As for those high-skilled jobs, the challenge will be training people for those jobs who previously may not have been in the market for those jobs. Gov. Glenn Youngkin is wrestling with this now. He sees 300,000 jobs going unfilled in Virginia – and a declining community college enrollment – and rightly wonders why we can’t fix the former by fixing the latter. There may, indeed, be some programmatic things that can be done – enrollment in the fields covered by the free tuition program initiated by then-Gov. Ralph Northam is growing – so maybe Youngkin ought to focus on expanding that. The bigger problem, though, is simply demographic: The pool of college-age students is getting smaller, even for community colleges that typically attract older students. (I discussed this in more detail in an earlier column.)

Put another way, we need to get more people into higher education – be it two-year schools or four-year schools – who otherwise wouldn’t be there. (And then, presumably, let employers figure out something for the low-wage jobs that go unfilled.) Since that means a lot of people from less-affluent backgrounds, we’re going to need to set aside ideological objections and look at more free tuition programs. And we’re going to have to pay more to operate some programs. We need more nurses now and we’re going to need a lot more in the future as that boomer population ages. But Megan Schnabel reported that one big reason it’s hard to expand nursing programs isn’t lack of students, it’s lack of instructors – people can make more money as nurses than teaching nursing. Something’s gotta give.

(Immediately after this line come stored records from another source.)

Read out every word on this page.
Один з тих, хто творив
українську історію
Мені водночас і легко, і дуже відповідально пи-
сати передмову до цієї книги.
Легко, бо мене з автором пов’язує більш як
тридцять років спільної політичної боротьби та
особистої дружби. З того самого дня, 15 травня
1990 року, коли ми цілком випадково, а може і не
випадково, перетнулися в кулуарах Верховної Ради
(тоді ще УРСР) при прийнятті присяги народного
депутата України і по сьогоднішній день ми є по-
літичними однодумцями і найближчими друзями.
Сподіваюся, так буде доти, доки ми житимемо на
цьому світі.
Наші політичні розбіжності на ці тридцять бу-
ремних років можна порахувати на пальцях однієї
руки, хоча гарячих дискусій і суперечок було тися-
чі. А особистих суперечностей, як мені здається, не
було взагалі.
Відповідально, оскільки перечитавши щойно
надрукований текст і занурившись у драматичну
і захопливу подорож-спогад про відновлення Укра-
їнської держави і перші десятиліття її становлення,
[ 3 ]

Emsi Burning Glass comes up with this conclusion: “Companies can’t assume they’ll be able to find the right talent. Instead, they must build that talent base for themselves. By working with higher ed to build programs that meet the needs of the job market, offering upskilling or reskilling opportunities to current employees, and providing on-the-job training for new recruits, businesses can close or at least narrow their talent gaps.” That sounds a lot like what the community college system is all about.

Perhaps the governor – perhaps all our politicians – should read these two reports and think about what they mean.

As for me, I’m off to play some video games.